As given in Fig. 3a, b, we observed a similar pattern to multivariate functional and phylogenetic beta diversity in variance partitioning, that is, approximately half of the variance was explainable by edaphic variables and around 30% of variance by edaphic, climatic, and spatial variables together. The results revealed that the environment, particularly edaphic conditions, controlled the phylogenetic and multivariate functional turnover between the communities. In spite of the report that herbaceous species showed to be more responsive to edaphic variables than climatic variables (Murphy et al. 2016), we realized that about 30% of the variance had no reasonable explanation still, which might be prompted by unmeasured environmental factors and spatial structure or ecological drift (Myers et al. 2013; Chi et al. 2014). Also, we ascertained the relative importance of edaphic variables in univariate functional beta diversity. Clearly, these functional traits disclosed distinct dimensions representing different ecological strategies for sympatric species (Spasojevic and Suding 2012; Gross et al. 2013; Wellstein et al. 2014). Henceforth, we deliberated that edaphic conditions played a decisive role in diverse ecological strategies of plants in the riparian marsh of the Yellow River, comprising resource acquisition, environmental tolerance, competitive exclusion and reproduction. It is amazing to find that, the whole univariate functional beta diversity was well explicated by SS in the edaphic variables, or the soil salinity was a pivotal environmental factor in influencing diverse ecological strategies.

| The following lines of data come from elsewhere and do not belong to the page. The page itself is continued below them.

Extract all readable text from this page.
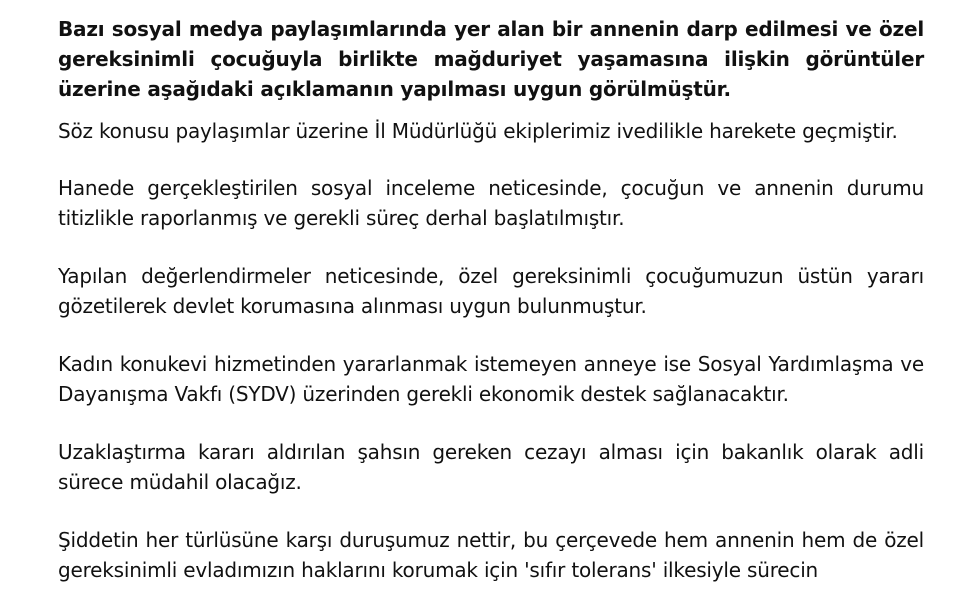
Bazı sosyal medya paylaşımlarında yer alan bir annenin darp edilmesi ve özel gereksinimli çocuğuyla birlikte mağduriyet yaşamasına ilişkin görüntüler üzerine aşağıdaki açıklamanın yapılması uygun görülmüştür.

Söz konusu paylaşımlar üzerine İl Müdürlüğü ekiplerimiz ivedilikle harekete geçmiştir.

Hanede gerçekleştirilen sosyal inceleme neticesinde, çocuğun ve annenin durumu titizlikle raporlanmış ve gerekli süreç derhal başlatılmıştır.

Yapılan değerlendirmeler neticesinde, özel gereksinimli çocuğumuzun üstün yararı gözetilerek devlet korumasına alınması uygun bulunmuştur.

Kadın konukevi hizmetinden yararlanmak istemeyen anneye ise Sosyal Yardımlaşma ve Dayanışma Vakfı (SYDV) üzerinden gerekli ekonomik destek sağlanacaktır.

Uzaklaştırma kararı aldırılan şahsın gereken cezayı alması için bakanlık olarak adli sürece müdahil olacağız.

Şiddetin her türlüsüne karşı duruşumuz nettir, bu çerçevede hem annenin hem de özel gereksinimli evladımızın haklarını korumak için 'sıfır tolerans' ilkesiyle sürecin
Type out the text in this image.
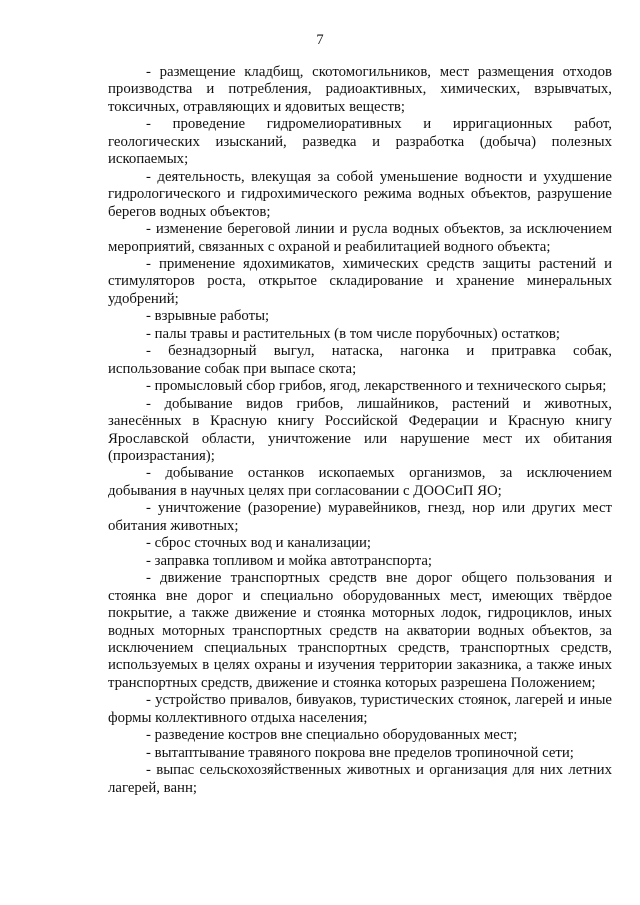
7

- размещение кладбищ, скотомогильников, мест размещения отходов производства и потребления, радиоактивных, химических, взрывчатых, токсичных, отравляющих и ядовитых веществ;

- проведение гидромелиоративных и ирригационных работ, геологических изысканий, разведка и разработка (добыча) полезных ископаемых;

- деятельность, влекущая за собой уменьшение водности и ухудшение гидрологического и гидрохимического режима водных объектов, разрушение берегов водных объектов;

- изменение береговой линии и русла водных объектов, за исключением мероприятий, связанных с охраной и реабилитацией водного объекта;

- применение ядохимикатов, химических средств защиты растений и стимуляторов роста, открытое складирование и хранение минеральных удобрений;

- взрывные работы;

- палы травы и растительных (в том числе порубочных) остатков;

- безнадзорный выгул, натаска, нагонка и притравка собак, использование собак при выпасе скота;

- промысловый сбор грибов, ягод, лекарственного и технического сырья;

- добывание видов грибов, лишайников, растений и животных, занесённых в Красную книгу Российской Федерации и Красную книгу Ярославской области, уничтожение или нарушение мест их обитания (произрастания);

- добывание останков ископаемых организмов, за исключением добывания в научных целях при согласовании с ДООСиП ЯО;

- уничтожение (разорение) муравейников, гнезд, нор или других мест обитания животных;

- сброс сточных вод и канализации;

- заправка топливом и мойка автотранспорта;

- движение транспортных средств вне дорог общего пользования и стоянка вне дорог и специально оборудованных мест, имеющих твёрдое покрытие, а также движение и стоянка моторных лодок, гидроциклов, иных водных моторных транспортных средств на акватории водных объектов, за исключением специальных транспортных средств, транспортных средств, используемых в целях охраны и изучения территории заказника, а также иных транспортных средств, движение и стоянка которых разрешена Положением;

- устройство привалов, бивуаков, туристических стоянок, лагерей и иные формы коллективного отдыха населения;

- разведение костров вне специально оборудованных мест;

- вытаптывание травяного покрова вне пределов тропиночной сети;

- выпас сельскохозяйственных животных и организация для них летних лагерей, ванн;
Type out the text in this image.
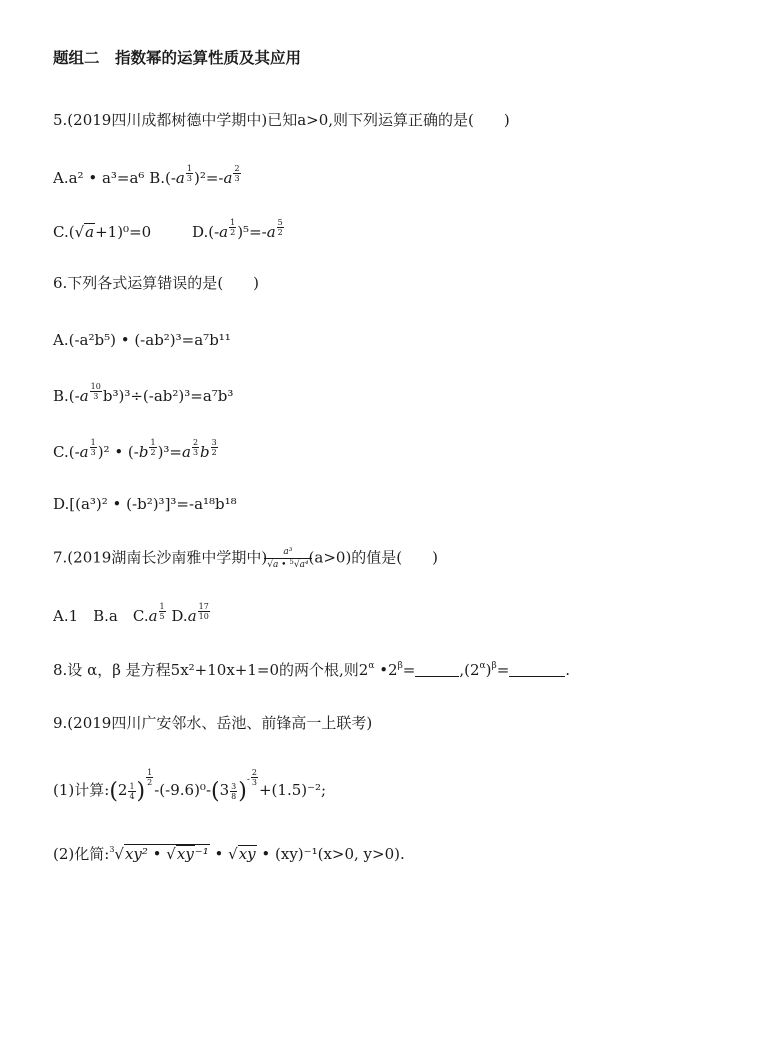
题组二　指数幂的运算性质及其应用
5.(2019四川成都树德中学期中)已知a>0,则下列运算正确的是(　　)
A.a² • a³=a⁶ $B.(-a \frac{1}{3} )^2=-a \frac{2}{3}$
C.(√a+1)⁰=0	$D.(-a \frac{1}{2} )^5=-a \frac{5}{2}$
6.下列各式运算错误的是(　　)
A.(-a²b⁵) • (-ab²)³=a⁷b¹¹
$B.(-a \frac{10}{3} b^3)^3\div(-ab^2)^3=a^7b^3$
$C.(-a \frac{1}{3} )^2$ • $(-b \frac{1}{2} )^3=a \frac{2}{3}$ b $\frac{3}{2}$
D.[(a³)² • (-b²)³]³=-a¹⁸b¹⁸
7.(2019湖南长沙南雅中学期中) $\frac{\text{a³}}{√a • ^5√a^4} (a>0)$的值是(　　)
A.1　B.a　$C.a \frac{1}{5} D.a \frac{17}{10}$
8.设 α，β 是方程5x²+10x+1=0的两个根,则$2^\alpha$ $•2^\beta=$	$,(2^\alpha)^\beta=$	.
9.(2019四川广安邻水、岳池、前锋高一上联考)
(1)计算:(2 $\frac{1}{4}$ )
$\frac{1}{2}$
$-(-9.6)^0-(3 \frac{3}{8} )^- \frac{2}{3}$
+(1.5)⁻²;
(2)化简:$^3$√xy² • √xy⁻¹ • √xy • (xy)⁻¹(x>0, y>0).
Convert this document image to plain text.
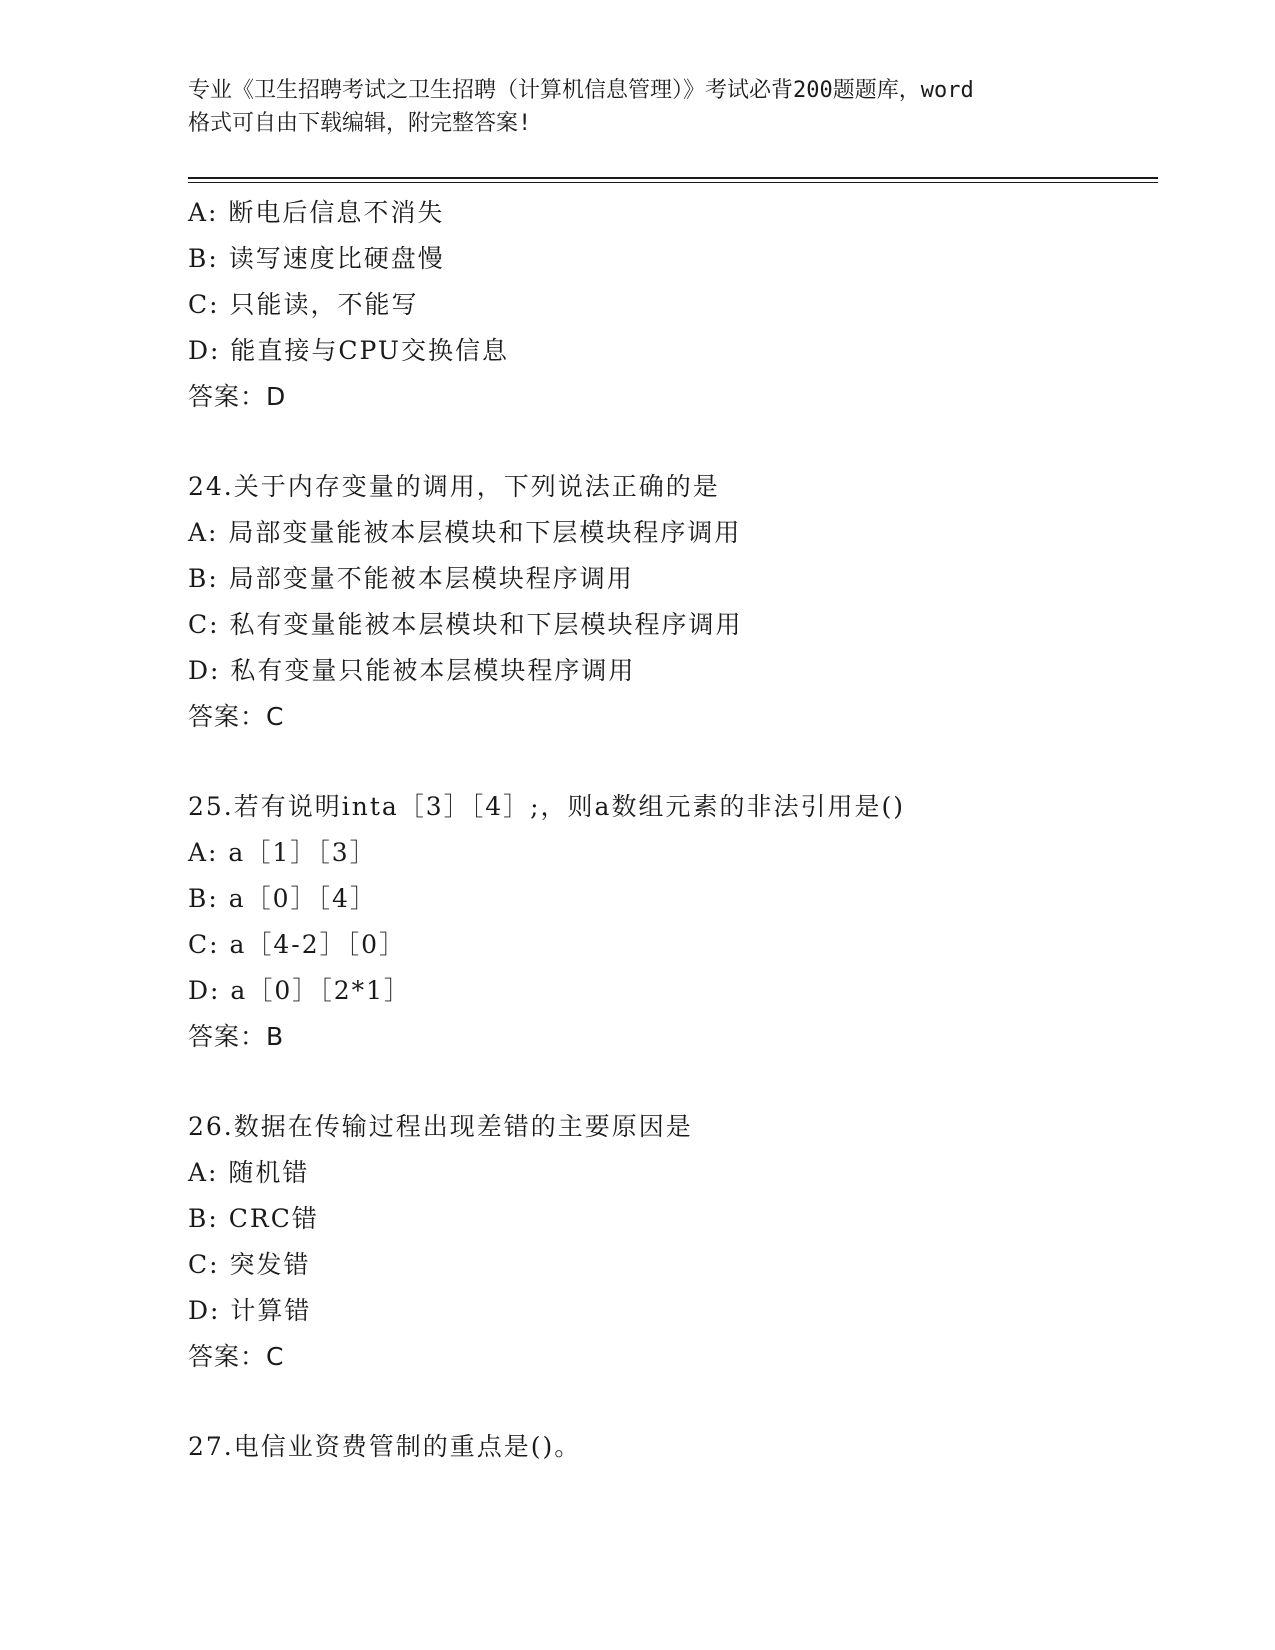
专业《卫生招聘考试之卫生招聘（计算机信息管理）》考试必背200题题库，word
格式可自由下载编辑，附完整答案!
A: 断电后信息不消失
B: 读写速度比硬盘慢
C: 只能读，不能写
D: 能直接与CPU交换信息
答案：D
24.关于内存变量的调用，下列说法正确的是
A: 局部变量能被本层模块和下层模块程序调用
B: 局部变量不能被本层模块程序调用
C: 私有变量能被本层模块和下层模块程序调用
D: 私有变量只能被本层模块程序调用
答案：C
25.若有说明inta［3］［4］;，则a数组元素的非法引用是()
A: a［1］［3］
B: a［0］［4］
C: a［4-2］［0］
D: a［0］［2*1］
答案：B
26.数据在传输过程出现差错的主要原因是
A: 随机错
B: CRC错
C: 突发错
D: 计算错
答案：C
27.电信业资费管制的重点是()。
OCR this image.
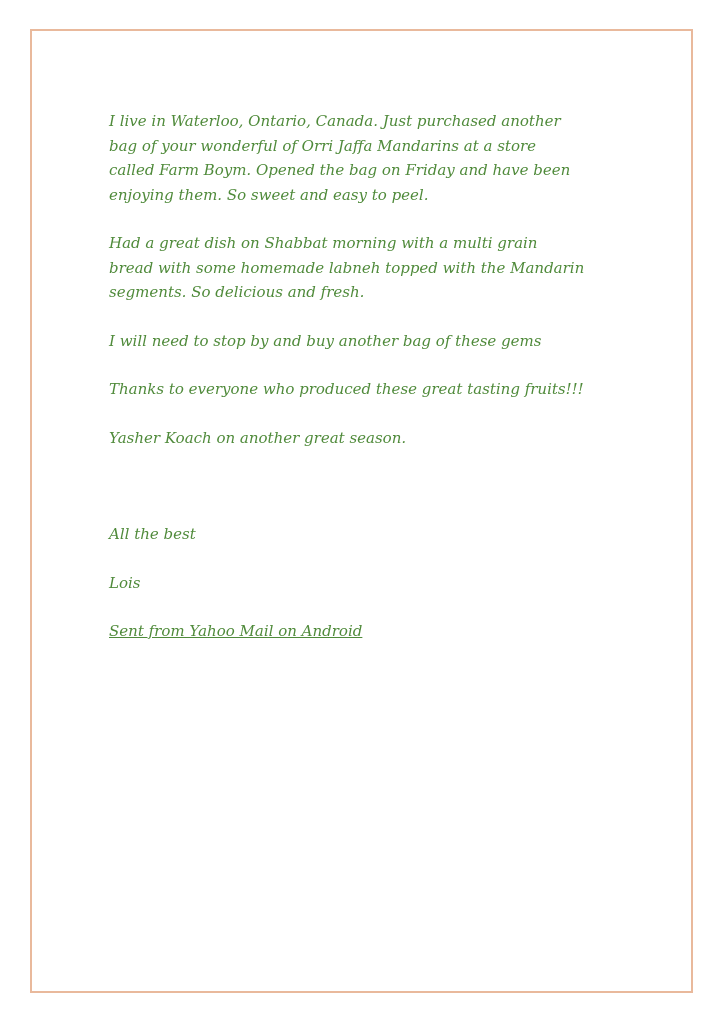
I live in Waterloo, Ontario, Canada. Just purchased another
bag of your wonderful of Orri Jaffa Mandarins at a store
called Farm Boym. Opened the bag on Friday and have been
enjoying them. So sweet and easy to peel.

Had a great dish on Shabbat morning with a multi grain
bread with some homemade labneh topped with the Mandarin
segments. So delicious and fresh.

I will need to stop by and buy another bag of these gems

Thanks to everyone who produced these great tasting fruits!!!

Yasher Koach on another great season.

All the best

Lois

Sent from Yahoo Mail on Android
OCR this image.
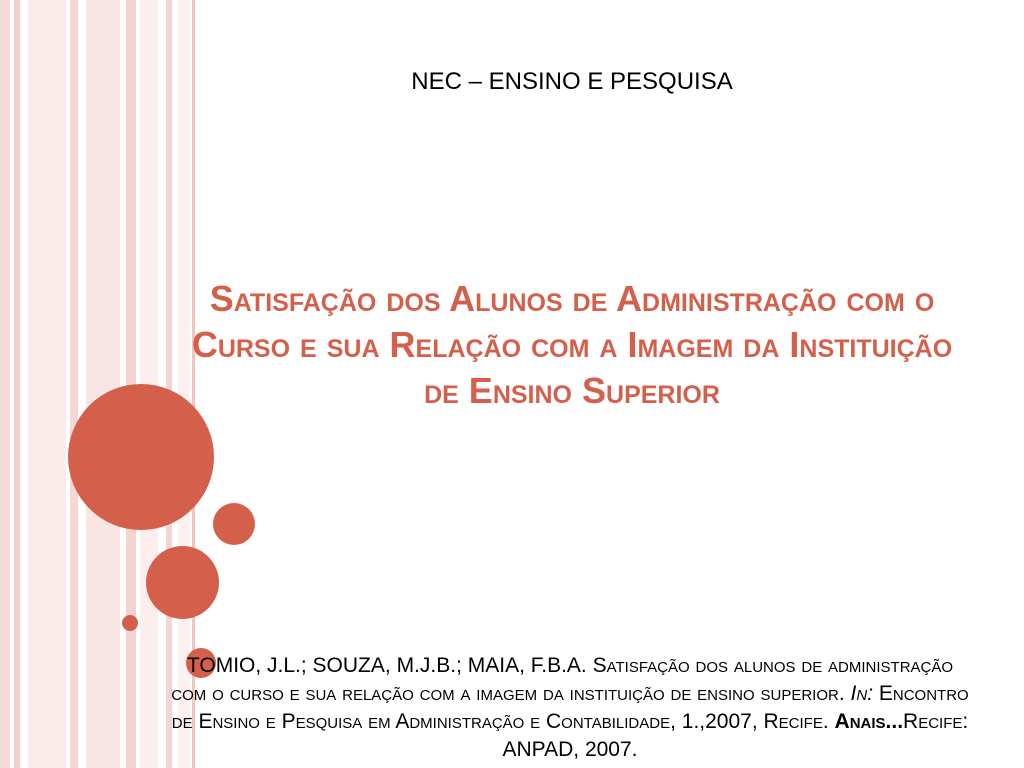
NEC – ENSINO E PESQUISA

Satisfação dos Alunos de Administração com o Curso e sua Relação com a Imagem da Instituição de Ensino Superior

TOMIO, J.L.; SOUZA, M.J.B.; MAIA, F.B.A. Satisfação dos alunos de administração com o curso e sua relação com a imagem da instituição de ensino superior. In: Encontro de Ensino e Pesquisa em Administração e Contabilidade, 1.,2007, Recife. Anais...Recife: ANPAD, 2007.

In conclusion, our results and analyses suggest that environmental filtering plays an indispensable role in the community assembly processes in the riparian marsh of the Yellow River. The phylogenetic clustering and trait convergence alone are insufficient to infer the driver of ecological processes. As a result, we have tested the relationships between S.E.S. Dnn′ and the environmental gradient, and phylogenetic signals in the trait data to determine the dominance of environmental filtering in the assembly processes. We have observed the soil salinity in edaphic variables as a core filter influences the community composition and species coexistence. Concurrently, some inconsistent patterns or non-significant relationships between community dispersions and environmental gradient, likely to be affected by other ecological processes, have been identified, which request further work to gauge their effects.